Nagano Taichi, Takada Kazuki, Hashinokuchi Asato, Matsudo Kyoto, Kinoshita Fumihiko, Akamine Takaki, Kohno Mikihiro, Shimokawa Mototsugu, Takenaka Tomoyoshi, Oda Yoshinao, Yoshizumi Tomoharu
Department of Surgery and Science, Graduate School of Medical Sciences, Kyushu University, Fukuoka, Japan.
Department of Surgery, Saiseikai Fukuoka General Hospital, 1-3-46 Tenjin, Chuo-ku, Fukuoka, 810-0001, Japan.
Int J Clin Oncol. 2025 Jan;30(1):62-71. doi: 10.1007/s10147-024-02640-x. Epub 2024 Oct 23.
Cluster of differentiation 155 (CD155) is expressed in many tumor types. CD155 is involved in the immune avoidance of tumor cells and contributes to tumor development and progression. Therefore, CD155 is a novel target for cancer immunotherapy. The clinical significance of CD155 expression in lung squamous cell carcinoma (LUSC) has not been fully elucidated.
We performed a retrospective analysis of 264 patients with surgically resected LUSC. Immunohistochemistry was used to evaluate CD155 expression. The association of CD155 expression with clinicopathological features and clinical outcomes was assessed. We also analyzed the relationship between CD155 expression and programmed cell death-ligand 1 (PD-L1) expression and tumor-infiltrating lymphocytes.
Among the 264 patients, 137 patients (51.9%) were classified in the high CD155 expression group. High CD155 expression was significantly associated with pleural invasion, vascular invasion, PD-L1 positivity, and high CD3, CD4, and CD8 expressions. In multivariate analysis, the presence of pleural invasion and PD-L1 positivity were independent predictors of high CD155 expression. Kaplan-Meier curve analysis showed that high CD155 expression was significantly associated with shorter disease-free survival and overall survival. In multivariate analysis, high CD155 expression was an independent poor prognostic factor for overall survival, but not for disease-free survival. Subgroup analyses revealed that the prognostic effect of CD155 expression was observed in the PD-L1 positive group but not the PD-L1 negative group.

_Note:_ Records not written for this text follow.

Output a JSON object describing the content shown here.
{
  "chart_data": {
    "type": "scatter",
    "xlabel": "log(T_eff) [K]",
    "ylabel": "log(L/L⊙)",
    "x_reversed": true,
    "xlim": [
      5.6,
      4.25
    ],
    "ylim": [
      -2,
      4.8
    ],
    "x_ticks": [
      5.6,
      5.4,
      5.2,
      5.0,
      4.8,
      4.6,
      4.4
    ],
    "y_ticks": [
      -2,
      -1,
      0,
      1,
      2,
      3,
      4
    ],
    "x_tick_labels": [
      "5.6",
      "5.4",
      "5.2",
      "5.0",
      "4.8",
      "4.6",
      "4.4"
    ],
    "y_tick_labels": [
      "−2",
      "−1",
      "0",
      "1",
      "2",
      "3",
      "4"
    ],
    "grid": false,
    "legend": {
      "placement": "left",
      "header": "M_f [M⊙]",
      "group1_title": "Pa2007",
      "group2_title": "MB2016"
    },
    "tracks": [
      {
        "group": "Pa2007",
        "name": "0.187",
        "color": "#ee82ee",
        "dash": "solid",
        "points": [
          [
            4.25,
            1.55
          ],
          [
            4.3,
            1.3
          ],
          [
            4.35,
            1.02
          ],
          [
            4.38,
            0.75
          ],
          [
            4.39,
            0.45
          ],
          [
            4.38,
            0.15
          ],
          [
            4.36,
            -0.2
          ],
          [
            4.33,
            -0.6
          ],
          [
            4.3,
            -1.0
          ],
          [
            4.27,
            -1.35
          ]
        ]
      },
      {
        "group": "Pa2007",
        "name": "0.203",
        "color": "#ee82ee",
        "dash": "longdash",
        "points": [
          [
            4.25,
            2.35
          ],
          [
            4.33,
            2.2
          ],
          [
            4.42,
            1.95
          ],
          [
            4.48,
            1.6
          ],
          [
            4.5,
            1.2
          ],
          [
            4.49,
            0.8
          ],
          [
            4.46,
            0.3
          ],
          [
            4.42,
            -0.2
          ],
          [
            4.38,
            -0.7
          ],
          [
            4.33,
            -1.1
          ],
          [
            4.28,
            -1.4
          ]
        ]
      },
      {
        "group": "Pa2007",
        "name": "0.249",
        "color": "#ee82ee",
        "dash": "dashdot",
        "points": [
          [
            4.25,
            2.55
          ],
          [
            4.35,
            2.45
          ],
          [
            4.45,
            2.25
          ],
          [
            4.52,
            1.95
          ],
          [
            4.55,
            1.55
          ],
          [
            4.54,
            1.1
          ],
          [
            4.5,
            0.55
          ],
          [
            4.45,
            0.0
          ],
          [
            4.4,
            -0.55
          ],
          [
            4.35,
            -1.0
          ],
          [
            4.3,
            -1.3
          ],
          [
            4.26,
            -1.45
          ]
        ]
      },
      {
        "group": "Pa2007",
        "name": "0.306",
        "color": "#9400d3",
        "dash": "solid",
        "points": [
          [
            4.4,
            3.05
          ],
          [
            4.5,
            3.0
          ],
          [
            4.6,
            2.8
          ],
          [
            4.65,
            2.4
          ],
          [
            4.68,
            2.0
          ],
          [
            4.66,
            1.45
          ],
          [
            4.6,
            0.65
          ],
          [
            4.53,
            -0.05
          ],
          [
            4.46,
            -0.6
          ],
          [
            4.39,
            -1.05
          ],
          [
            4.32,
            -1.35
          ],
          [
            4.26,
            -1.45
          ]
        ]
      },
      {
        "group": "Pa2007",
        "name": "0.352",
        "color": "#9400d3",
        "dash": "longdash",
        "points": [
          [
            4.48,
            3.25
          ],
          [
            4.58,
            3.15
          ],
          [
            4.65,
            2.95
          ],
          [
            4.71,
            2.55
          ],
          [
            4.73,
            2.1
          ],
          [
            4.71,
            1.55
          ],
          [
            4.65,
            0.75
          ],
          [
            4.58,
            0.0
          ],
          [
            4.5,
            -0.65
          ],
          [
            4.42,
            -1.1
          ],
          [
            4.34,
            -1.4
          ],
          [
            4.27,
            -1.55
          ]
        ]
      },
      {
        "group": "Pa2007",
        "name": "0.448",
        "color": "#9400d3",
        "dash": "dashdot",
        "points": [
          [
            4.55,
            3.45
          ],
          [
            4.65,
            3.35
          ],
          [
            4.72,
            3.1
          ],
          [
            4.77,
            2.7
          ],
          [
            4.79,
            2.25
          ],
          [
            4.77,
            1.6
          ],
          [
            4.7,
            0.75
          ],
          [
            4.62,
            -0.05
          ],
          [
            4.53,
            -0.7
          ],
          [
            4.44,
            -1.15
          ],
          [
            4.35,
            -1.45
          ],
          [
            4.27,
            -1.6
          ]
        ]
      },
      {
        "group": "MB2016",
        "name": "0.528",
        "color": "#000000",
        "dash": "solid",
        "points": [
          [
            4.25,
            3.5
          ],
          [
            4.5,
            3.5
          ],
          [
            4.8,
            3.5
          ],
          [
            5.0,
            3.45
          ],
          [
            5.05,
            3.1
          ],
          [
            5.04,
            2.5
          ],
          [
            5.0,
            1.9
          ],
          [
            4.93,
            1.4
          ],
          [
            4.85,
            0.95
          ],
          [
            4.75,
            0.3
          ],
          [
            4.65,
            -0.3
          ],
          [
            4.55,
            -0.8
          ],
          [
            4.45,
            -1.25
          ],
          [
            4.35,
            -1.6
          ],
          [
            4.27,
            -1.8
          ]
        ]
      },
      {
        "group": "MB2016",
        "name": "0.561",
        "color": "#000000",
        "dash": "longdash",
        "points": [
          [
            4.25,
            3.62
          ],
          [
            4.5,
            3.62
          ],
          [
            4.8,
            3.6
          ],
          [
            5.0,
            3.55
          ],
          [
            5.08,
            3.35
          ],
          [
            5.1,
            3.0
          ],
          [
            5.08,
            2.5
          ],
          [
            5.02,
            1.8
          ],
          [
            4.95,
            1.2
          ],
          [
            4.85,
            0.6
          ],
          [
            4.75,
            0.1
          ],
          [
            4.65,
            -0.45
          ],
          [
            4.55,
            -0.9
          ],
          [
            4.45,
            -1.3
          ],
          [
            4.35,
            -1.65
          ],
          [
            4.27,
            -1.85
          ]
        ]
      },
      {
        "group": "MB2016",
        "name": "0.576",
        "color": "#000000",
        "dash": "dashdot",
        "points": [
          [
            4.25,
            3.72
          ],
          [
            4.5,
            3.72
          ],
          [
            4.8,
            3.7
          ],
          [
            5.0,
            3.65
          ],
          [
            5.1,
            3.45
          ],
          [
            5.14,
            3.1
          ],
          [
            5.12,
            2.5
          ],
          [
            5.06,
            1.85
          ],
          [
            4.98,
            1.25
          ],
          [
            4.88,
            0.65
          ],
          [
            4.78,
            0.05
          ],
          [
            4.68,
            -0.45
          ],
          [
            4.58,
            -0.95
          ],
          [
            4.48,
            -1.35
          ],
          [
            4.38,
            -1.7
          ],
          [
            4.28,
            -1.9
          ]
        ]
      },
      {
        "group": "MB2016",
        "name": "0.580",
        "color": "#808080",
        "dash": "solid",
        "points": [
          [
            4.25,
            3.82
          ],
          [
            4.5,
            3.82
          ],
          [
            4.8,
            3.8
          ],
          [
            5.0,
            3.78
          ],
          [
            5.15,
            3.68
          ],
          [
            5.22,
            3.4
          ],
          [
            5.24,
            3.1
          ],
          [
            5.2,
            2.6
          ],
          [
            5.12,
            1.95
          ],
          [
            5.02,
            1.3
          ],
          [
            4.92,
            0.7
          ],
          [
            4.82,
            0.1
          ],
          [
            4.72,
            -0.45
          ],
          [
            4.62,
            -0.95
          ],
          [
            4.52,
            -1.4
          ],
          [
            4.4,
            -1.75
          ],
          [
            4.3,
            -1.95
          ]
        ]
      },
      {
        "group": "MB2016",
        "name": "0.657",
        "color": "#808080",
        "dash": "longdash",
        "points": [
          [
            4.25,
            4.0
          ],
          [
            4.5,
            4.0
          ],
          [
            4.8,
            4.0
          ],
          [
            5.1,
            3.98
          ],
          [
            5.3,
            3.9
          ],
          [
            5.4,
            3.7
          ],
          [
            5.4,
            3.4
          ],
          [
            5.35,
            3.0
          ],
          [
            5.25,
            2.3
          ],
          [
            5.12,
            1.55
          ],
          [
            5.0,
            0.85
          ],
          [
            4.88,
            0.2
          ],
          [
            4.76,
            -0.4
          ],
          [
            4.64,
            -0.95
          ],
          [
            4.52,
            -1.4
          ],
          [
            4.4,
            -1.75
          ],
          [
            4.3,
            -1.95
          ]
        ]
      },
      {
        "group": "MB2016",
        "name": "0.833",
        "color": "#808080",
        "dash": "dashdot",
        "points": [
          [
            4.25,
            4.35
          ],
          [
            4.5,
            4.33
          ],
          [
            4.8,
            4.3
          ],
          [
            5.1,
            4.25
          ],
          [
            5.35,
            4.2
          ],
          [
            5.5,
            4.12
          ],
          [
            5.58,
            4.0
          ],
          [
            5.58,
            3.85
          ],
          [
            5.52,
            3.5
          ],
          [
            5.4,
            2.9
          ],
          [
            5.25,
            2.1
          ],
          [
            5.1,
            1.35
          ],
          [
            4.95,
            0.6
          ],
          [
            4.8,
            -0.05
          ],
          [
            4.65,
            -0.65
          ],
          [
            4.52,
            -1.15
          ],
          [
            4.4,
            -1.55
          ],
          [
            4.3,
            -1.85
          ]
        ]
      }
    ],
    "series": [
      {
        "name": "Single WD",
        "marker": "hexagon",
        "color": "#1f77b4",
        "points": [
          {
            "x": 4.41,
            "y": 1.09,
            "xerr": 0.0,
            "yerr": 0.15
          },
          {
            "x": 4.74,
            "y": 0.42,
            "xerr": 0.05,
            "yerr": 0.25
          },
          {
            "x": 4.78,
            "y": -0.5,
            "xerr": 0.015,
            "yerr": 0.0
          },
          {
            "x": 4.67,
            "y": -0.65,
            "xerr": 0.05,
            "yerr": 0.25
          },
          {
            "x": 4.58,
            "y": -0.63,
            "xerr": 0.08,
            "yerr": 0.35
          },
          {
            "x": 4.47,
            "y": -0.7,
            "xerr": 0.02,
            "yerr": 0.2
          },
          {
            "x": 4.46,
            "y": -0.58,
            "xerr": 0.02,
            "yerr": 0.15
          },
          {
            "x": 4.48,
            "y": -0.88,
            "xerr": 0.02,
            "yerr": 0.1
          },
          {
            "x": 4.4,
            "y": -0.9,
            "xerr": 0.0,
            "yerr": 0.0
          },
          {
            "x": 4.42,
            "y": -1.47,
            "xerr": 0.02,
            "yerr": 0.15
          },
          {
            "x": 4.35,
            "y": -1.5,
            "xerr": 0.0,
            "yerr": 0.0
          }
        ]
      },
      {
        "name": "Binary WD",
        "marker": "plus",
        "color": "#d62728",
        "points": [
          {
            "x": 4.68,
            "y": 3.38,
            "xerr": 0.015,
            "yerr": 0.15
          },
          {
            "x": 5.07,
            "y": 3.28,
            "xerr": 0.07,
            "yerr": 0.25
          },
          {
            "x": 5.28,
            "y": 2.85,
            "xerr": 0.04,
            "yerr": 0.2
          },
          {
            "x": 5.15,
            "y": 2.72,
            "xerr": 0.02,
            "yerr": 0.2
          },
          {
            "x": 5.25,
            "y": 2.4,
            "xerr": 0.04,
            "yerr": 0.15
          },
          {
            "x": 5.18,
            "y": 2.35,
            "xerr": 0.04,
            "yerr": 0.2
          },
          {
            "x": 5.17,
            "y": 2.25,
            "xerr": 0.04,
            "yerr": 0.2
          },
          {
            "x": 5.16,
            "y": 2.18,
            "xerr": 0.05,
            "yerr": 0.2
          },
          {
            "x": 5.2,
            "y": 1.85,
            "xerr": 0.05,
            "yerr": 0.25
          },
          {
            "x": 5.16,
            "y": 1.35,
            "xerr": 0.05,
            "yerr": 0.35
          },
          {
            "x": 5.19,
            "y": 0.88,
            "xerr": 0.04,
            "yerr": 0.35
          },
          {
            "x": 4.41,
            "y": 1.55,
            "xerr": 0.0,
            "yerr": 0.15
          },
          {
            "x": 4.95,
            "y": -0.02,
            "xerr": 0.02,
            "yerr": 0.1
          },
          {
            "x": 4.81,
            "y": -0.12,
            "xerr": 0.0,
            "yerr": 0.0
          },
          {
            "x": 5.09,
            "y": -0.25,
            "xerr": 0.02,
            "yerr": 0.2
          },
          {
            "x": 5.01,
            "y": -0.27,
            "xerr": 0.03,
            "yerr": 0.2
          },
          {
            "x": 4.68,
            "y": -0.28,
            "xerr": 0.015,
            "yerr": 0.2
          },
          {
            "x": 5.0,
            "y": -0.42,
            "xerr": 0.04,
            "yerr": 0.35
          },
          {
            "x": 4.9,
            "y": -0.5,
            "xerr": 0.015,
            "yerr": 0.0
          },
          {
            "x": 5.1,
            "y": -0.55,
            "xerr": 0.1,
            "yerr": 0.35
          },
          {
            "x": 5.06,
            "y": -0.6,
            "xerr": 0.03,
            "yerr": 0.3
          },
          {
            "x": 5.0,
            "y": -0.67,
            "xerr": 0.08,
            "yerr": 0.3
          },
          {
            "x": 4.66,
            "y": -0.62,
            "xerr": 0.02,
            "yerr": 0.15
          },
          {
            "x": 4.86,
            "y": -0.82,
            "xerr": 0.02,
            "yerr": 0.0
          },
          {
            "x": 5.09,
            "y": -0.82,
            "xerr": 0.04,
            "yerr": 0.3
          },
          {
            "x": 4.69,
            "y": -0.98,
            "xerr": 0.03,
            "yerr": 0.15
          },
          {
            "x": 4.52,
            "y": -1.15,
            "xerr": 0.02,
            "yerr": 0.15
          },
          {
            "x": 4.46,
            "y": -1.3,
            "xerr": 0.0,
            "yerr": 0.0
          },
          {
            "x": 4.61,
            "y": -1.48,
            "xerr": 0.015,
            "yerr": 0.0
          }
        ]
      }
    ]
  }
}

Our analysis revealed that high CD155 expression significantly predicted poor prognosis in patients with surgically resected LUSC, especially in patients with PD-L1-positive tumors.
分化簇155(CD155)在多种肿瘤类型中表达。CD155参与肿瘤细胞的免疫逃逸,促进肿瘤的发生发展。因此,CD155是癌症免疫治疗的一个新靶点。肺鳞状细胞癌(LUSC)中CD155表达的临床意义尚未完全阐明。
我们对264例接受手术切除的LUSC患者进行了回顾性分析。采用免疫组织化学法评估CD155表达。评估CD155表达与临床病理特征及临床结局的相关性。我们还分析了CD155表达与程序性细胞死亡配体1(PD-L1)表达及肿瘤浸润淋巴细胞之间的关系。
在264例患者中,137例(51.9%)被归类为CD155高表达组。CD155高表达与胸膜侵犯、血管侵犯、PD-L1阳性以及CD3、CD4和CD8高表达显著相关。多因素分析显示,胸膜侵犯和PD-L1阳性是CD155高表达的独立预测因素。Kaplan-Meier曲线分析表明,CD155高表达与无病生存期和总生存期缩短显著相关。多因素分析显示,CD155高表达是总生存期的独立不良预后因素,但不是无病生存期的独立不良预后因素。亚组分析显示,CD155表达的预后作用在PD-L1阳性组中观察到,而在PD-L1阴性组中未观察到。
我们的分析表明,CD155高表达显著预测手术切除的LUSC患者预后不良,尤其是PD-L1阳性肿瘤患者。